A Game-Theoretic Model of E-Marketplace Participation Growth. (Journal of Management Information Systems, 2005)
Authors: Abstract:
    Despite their potential to significantly reduce transaction costs for both buyers and sellers, e-marketplaces have struggled. Recent literature has examined the value propositions of e-marketplaces and proposed conceptual frameworks for their analysis. In this research, we move beyond conceptual analysis by developing a game-theoretic model of return on-investment (ROI)-driven e-marketplace participation growth. This model provides insights into expected e-marketplace growth and participation, and can be used to determine both the viability and expected long-run size of a given e-marketplace.
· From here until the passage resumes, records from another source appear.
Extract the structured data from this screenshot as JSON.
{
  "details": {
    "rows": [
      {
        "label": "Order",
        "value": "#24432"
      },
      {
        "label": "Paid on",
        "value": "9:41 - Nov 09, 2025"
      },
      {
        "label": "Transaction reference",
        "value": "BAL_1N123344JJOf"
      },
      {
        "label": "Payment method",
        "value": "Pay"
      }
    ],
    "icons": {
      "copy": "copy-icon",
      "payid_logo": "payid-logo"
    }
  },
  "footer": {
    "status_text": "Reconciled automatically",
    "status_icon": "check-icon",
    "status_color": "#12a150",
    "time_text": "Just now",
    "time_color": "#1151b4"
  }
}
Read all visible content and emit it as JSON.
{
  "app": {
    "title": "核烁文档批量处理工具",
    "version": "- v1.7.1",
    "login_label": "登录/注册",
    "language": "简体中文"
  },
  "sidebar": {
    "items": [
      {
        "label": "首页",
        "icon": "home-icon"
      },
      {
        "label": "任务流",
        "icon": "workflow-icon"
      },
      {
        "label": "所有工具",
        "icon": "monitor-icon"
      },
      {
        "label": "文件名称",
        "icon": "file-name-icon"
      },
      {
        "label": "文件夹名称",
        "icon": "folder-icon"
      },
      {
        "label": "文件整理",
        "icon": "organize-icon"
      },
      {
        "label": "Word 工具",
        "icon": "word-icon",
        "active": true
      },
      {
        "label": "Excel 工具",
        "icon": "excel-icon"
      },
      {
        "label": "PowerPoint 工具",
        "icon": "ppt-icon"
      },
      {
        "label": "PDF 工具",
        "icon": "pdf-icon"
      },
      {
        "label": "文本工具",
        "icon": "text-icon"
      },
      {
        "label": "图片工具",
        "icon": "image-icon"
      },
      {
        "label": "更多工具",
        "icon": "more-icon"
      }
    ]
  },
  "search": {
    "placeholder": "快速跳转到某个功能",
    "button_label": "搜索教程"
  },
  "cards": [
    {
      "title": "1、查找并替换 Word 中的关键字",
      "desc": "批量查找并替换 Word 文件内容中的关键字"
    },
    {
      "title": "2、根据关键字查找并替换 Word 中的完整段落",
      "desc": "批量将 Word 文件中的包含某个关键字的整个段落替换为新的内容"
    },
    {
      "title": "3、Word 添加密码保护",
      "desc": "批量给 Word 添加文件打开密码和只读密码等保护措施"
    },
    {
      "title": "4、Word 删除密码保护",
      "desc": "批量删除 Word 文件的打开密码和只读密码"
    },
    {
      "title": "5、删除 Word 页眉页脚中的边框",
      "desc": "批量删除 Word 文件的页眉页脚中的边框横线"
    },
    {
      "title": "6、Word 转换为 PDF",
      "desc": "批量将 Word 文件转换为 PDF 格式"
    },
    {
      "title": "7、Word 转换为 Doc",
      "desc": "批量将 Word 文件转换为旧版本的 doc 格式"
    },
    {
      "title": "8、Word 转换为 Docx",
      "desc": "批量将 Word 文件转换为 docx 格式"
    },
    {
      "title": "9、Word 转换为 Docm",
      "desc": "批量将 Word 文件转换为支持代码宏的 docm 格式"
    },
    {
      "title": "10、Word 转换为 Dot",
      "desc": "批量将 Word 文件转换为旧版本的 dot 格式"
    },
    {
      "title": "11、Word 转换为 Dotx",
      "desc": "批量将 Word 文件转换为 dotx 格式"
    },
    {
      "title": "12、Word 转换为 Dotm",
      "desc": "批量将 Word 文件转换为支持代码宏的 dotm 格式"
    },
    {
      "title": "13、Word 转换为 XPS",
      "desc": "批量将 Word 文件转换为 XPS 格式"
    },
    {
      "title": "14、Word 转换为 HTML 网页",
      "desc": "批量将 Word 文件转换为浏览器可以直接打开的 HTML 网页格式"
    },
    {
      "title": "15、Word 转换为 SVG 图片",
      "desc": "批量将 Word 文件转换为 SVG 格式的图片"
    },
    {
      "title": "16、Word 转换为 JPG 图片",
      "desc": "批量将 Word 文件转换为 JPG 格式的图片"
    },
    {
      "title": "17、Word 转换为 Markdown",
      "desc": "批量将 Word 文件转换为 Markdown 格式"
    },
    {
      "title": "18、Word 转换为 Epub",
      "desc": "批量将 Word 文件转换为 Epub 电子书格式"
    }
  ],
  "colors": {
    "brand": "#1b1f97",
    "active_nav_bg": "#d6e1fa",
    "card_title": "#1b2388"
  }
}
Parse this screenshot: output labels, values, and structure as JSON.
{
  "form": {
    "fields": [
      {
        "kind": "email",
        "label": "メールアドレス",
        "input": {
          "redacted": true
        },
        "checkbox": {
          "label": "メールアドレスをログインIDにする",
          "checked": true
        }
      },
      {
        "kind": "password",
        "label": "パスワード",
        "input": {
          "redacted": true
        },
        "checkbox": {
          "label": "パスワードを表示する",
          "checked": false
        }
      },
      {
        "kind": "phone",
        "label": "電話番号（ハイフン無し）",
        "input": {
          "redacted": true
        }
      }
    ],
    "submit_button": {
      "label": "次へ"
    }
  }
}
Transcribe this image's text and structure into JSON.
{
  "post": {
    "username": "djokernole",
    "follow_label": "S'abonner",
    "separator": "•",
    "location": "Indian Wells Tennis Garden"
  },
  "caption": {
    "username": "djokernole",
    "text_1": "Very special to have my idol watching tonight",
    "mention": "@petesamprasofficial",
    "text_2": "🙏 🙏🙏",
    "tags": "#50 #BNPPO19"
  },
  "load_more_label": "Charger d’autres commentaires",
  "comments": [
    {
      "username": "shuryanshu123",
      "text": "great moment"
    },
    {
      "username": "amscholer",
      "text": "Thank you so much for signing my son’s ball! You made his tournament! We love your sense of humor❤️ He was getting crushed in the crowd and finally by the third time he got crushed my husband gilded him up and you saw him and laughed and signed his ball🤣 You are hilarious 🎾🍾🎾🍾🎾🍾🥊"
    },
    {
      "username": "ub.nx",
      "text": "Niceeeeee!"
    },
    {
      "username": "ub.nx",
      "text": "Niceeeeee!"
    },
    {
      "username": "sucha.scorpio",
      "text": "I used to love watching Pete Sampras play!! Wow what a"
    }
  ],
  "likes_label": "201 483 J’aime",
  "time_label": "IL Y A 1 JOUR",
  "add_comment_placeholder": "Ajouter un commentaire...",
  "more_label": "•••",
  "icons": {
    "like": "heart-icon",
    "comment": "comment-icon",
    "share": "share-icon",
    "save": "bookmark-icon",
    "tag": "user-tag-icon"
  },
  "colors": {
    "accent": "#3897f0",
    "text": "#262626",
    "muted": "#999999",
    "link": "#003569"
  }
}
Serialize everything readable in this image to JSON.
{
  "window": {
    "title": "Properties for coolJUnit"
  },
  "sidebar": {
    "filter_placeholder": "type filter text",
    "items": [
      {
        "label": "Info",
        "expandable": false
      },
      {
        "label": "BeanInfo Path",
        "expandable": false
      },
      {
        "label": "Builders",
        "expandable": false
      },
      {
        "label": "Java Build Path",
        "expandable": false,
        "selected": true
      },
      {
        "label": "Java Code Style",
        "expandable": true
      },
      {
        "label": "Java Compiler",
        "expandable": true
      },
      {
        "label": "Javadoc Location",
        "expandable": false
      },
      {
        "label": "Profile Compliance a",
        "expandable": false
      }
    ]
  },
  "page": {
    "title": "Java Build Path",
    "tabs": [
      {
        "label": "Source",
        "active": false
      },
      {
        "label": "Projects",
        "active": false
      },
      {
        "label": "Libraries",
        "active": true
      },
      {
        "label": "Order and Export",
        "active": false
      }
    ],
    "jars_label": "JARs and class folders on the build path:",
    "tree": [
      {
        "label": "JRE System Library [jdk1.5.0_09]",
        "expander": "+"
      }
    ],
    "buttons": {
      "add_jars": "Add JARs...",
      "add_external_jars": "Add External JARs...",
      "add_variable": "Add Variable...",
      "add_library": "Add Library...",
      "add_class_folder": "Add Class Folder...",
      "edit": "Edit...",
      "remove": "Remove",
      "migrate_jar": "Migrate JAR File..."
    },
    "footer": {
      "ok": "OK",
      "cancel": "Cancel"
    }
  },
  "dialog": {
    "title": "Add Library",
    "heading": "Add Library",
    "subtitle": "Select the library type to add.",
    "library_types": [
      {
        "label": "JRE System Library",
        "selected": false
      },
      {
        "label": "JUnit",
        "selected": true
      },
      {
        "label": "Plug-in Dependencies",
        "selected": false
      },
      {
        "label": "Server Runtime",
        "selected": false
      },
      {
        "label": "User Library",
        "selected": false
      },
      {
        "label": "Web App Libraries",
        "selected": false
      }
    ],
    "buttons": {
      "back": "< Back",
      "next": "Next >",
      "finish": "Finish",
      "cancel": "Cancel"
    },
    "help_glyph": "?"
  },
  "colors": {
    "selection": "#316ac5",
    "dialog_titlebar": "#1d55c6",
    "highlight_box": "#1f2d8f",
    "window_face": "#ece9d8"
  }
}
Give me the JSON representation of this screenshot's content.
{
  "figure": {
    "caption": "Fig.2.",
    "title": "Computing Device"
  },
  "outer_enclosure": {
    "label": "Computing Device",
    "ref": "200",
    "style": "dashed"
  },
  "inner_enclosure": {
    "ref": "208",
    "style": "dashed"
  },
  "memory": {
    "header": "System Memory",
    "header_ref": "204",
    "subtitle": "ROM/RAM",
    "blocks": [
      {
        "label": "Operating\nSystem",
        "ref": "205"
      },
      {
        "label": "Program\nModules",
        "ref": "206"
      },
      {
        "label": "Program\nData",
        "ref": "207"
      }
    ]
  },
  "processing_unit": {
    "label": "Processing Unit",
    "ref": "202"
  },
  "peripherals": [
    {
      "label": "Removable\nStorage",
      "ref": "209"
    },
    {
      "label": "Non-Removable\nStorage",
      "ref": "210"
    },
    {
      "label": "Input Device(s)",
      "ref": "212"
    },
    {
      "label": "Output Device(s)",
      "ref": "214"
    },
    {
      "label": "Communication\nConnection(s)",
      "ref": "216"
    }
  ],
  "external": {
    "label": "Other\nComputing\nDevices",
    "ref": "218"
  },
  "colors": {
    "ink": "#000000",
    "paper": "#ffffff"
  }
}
Our results indicate that the pricing policy of the e-market-place intermediary can affect the rate at which participation grows and, therefore, sentiment about its prospects. We focus on e-marketplaces that add value to buyers and sellers by increasing the efficiency of administrative tasks but also simultaneously add value to buyers and reduce value to sellers by lowering prices for goods purchased. Value to participants in these e-marketplaces is determined by the volume of transactions that can be conducted using the e-marketplace, resulting in a two-sided network effect-buyers reacting to sellers and sellers reacting to buyers. The game-theoretic model identifies an e marketplace equilibrium at which participation growth is predicted to stop.